Stand up a talking avatar and embed it

Generate an avatar of a friendly fitness coach, wait until it’s ready, then give me an embed token for it.

The agent calls generate_agent, polls get_agent_status until ready (2–5 min), then create_embed_token and hands you the JWT for the embed widget.

Turn a script into speech

List the female voices, then read this with F1: “Welcome to the demo.”

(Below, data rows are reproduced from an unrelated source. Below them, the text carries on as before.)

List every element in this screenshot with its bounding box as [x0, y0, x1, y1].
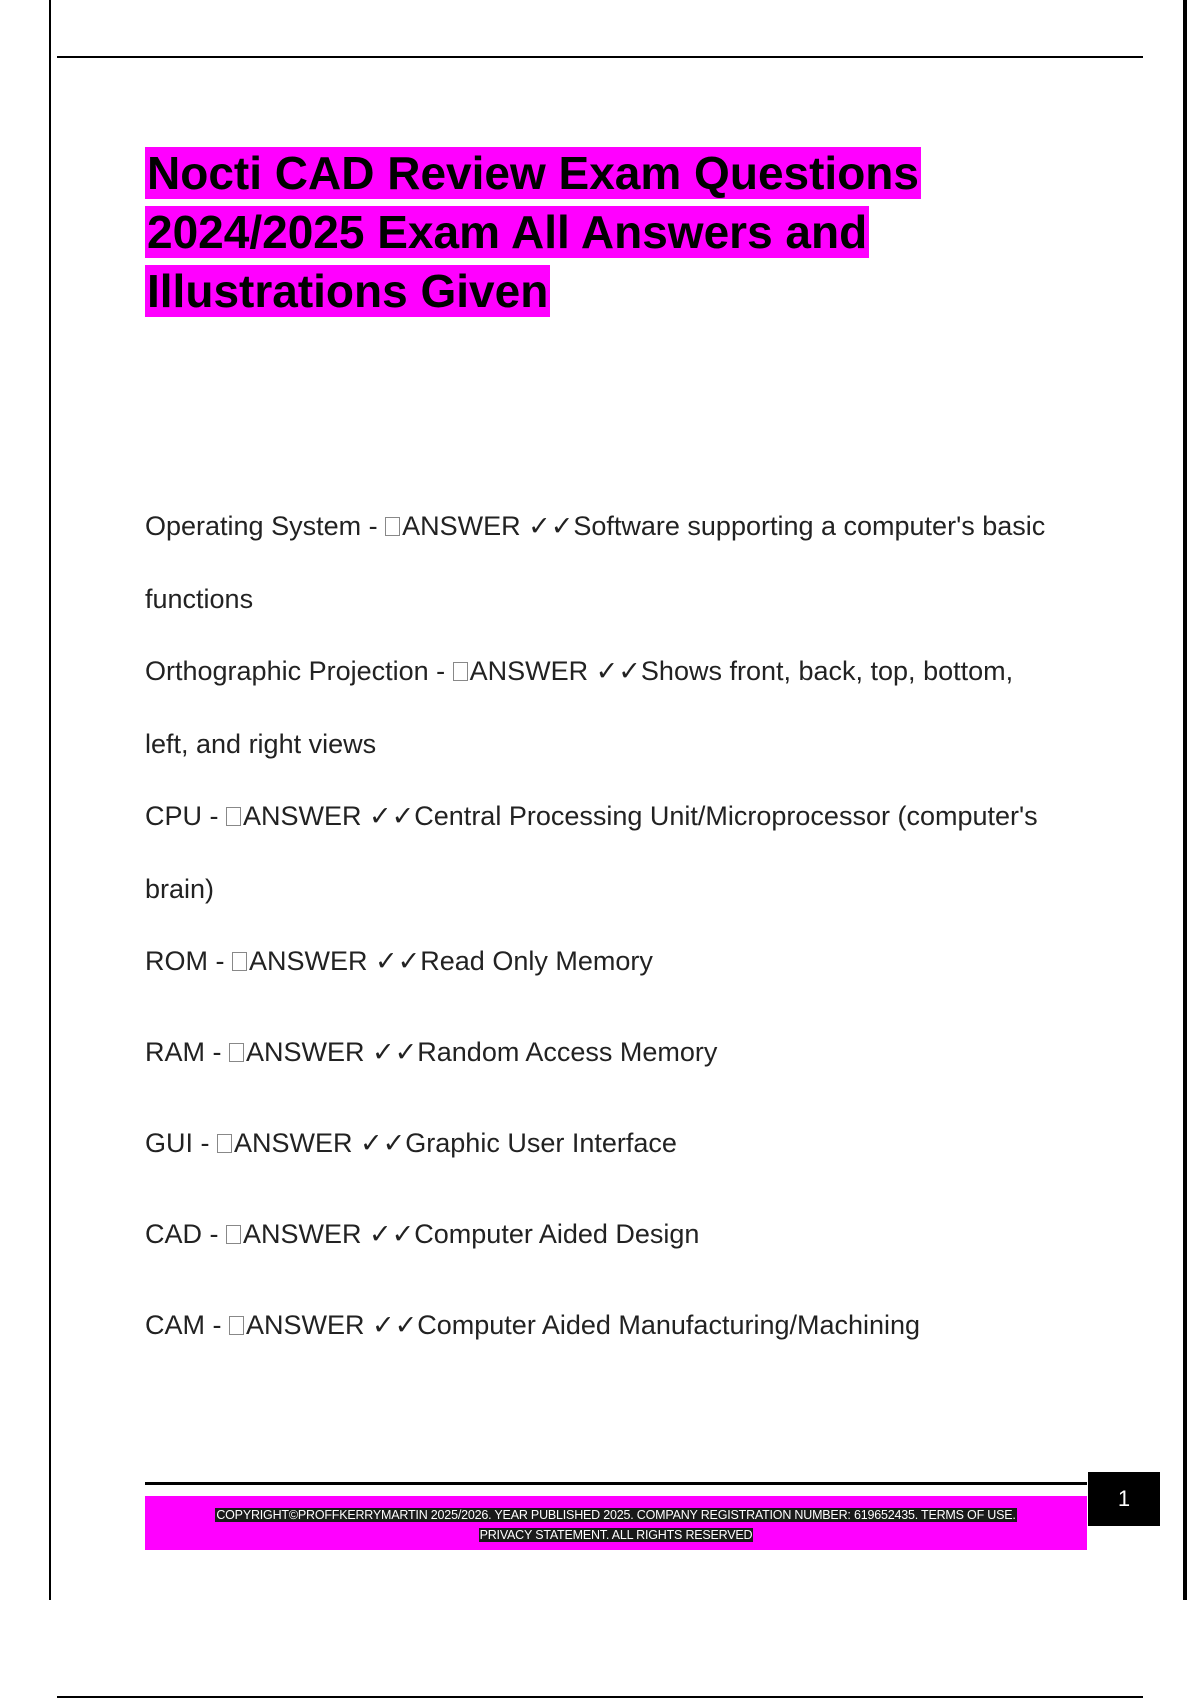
copyright-line-1: COPYRIGHT©PROFFKERRYMARTIN 2025/2026. YEAR PUBLISHED 2025. COMPANY REGISTRATION NUMBER: 619652435. TERMS OF USE.	[216, 1508, 1016, 1522]
answer-text: Read Only Memory	[420, 946, 653, 976]
checkbox-glyph-icon	[453, 662, 468, 681]
answer-text: Shows front, back, top, bottom,	[640, 656, 1014, 686]
checkbox-glyph-icon	[229, 1043, 244, 1062]
entry-separator: -	[208, 946, 232, 976]
document-title	[145, 144, 1045, 321]
qa-entry	[145, 1198, 1095, 1271]
entry-term: ROM	[145, 946, 208, 976]
next-page-rule	[57, 1696, 1143, 1698]
page-border-right	[1183, 0, 1187, 1600]
double-check-icon: ✓✓	[372, 1310, 418, 1341]
entry-separator: -	[428, 656, 453, 686]
double-check-icon: ✓✓	[372, 1037, 418, 1068]
entry-term: CAM	[145, 1310, 205, 1340]
entry-term: CPU	[145, 801, 203, 831]
answer-text: Central Processing Unit/Microprocessor (computer's	[414, 801, 1038, 831]
entry-term: RAM	[145, 1037, 205, 1067]
answer-marker: ANSWER	[402, 511, 529, 541]
qa-entry	[145, 1016, 1095, 1089]
answer-text-cont: brain)	[145, 874, 215, 904]
qa-entry	[145, 780, 1095, 925]
double-check-icon: ✓✓	[595, 656, 641, 687]
qa-entry	[145, 1107, 1095, 1180]
title-line-2: 2024/2025 Exam All Answers and	[147, 206, 868, 258]
answer-marker: ANSWER	[246, 1310, 373, 1340]
entry-separator: -	[361, 511, 386, 541]
checkbox-glyph-icon	[217, 1134, 232, 1153]
entry-separator: -	[205, 1310, 229, 1340]
footer-rule	[145, 1482, 1087, 1485]
answer-text: Random Access Memory	[417, 1037, 718, 1067]
double-check-icon: ✓✓	[369, 1219, 415, 1250]
answer-text-cont: left, and right views	[145, 729, 377, 759]
answer-marker: ANSWER	[246, 1037, 373, 1067]
entry-term: CAD	[145, 1219, 203, 1249]
page-number: 1	[1088, 1472, 1160, 1526]
title-line-3: Illustrations Given	[147, 265, 549, 317]
answer-marker: ANSWER	[243, 801, 370, 831]
checkbox-glyph-icon	[385, 517, 400, 536]
answer-text-cont: functions	[145, 584, 254, 614]
answer-text: Computer Aided Design	[414, 1219, 700, 1249]
entry-term: Orthographic Projection	[145, 656, 429, 686]
entry-separator: -	[202, 801, 227, 831]
qa-list	[145, 490, 1095, 1380]
checkbox-glyph-icon	[226, 807, 241, 826]
qa-entry	[145, 1289, 1095, 1362]
checkbox-glyph-icon	[232, 952, 247, 971]
answer-marker: ANSWER	[234, 1128, 361, 1158]
entry-separator: -	[205, 1037, 229, 1067]
answer-marker: ANSWER	[469, 656, 596, 686]
answer-text: Software supporting a computer's basic	[573, 511, 1046, 541]
entry-term: Operating System	[145, 511, 362, 541]
checkbox-glyph-icon	[226, 1225, 241, 1244]
qa-entry	[145, 635, 1095, 780]
entry-term: GUI	[145, 1128, 194, 1158]
double-check-icon: ✓✓	[528, 511, 574, 542]
answer-marker: ANSWER	[243, 1219, 370, 1249]
title-line-1: Nocti CAD Review Exam Questions	[147, 147, 919, 199]
header-rule	[57, 56, 1143, 58]
entry-separator: -	[193, 1128, 218, 1158]
answer-marker: ANSWER	[249, 946, 376, 976]
checkbox-glyph-icon	[229, 1316, 244, 1335]
answer-text: Computer Aided Manufacturing/Machining	[417, 1310, 921, 1340]
answer-text: Graphic User Interface	[405, 1128, 677, 1158]
page-border-left	[49, 0, 51, 1600]
double-check-icon: ✓✓	[360, 1128, 406, 1159]
entry-separator: -	[202, 1219, 227, 1249]
double-check-icon: ✓✓	[375, 946, 421, 977]
qa-entry	[145, 490, 1095, 635]
double-check-icon: ✓✓	[369, 801, 415, 832]
copyright-line-2: PRIVACY STATEMENT. ALL RIGHTS RESERVED	[479, 1528, 753, 1542]
copyright-notice	[165, 1505, 1067, 1545]
qa-entry	[145, 925, 1095, 998]
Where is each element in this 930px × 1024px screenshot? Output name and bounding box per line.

list_voices, then text_to_speech (saved as a WAV you can play).

Audit the account

How many agents do I have, what’s my credit balance, and what did I spend in the last week?

list_agents (paginated), get_credit_balance, and get_usage with a start date.

Get notified instead of polling

Register a webhook at https://example.com/hooks/bithuman for agent.ready and send it a test event.

create_webhook (returns the one-time signing secret), then test_webhook. See Webhooks for verifying the X-BitHuman-Signature header.

Configuration

Env varDefaultPurpose
BITHUMAN_API_SECRET(auto-resolved)Your API secret. Resolved from env → OS keychain → ~/.bithuman/config (set by bithuman login). Never logged.
BITHUMAN_API_BASEhttps://api.bithuman.aiAPI origin.

The built-in server speaks the standard MCP stdio transport, so there’s nothing else to configure.

Notes

  • Async work. generate_agent and generate_dynamics return immediately with processing. Have the agent poll get_agent_status / get_dynamics until ready (generation takes 2–5 minutes).
  • Credits. generate_agent (~250 credits) and text_to_speech consume credits — check get_credit_balance first if cost matters.
  • Errors come back as a structured object with the HTTP status and a link to the error catalog; the agent can read and act on them.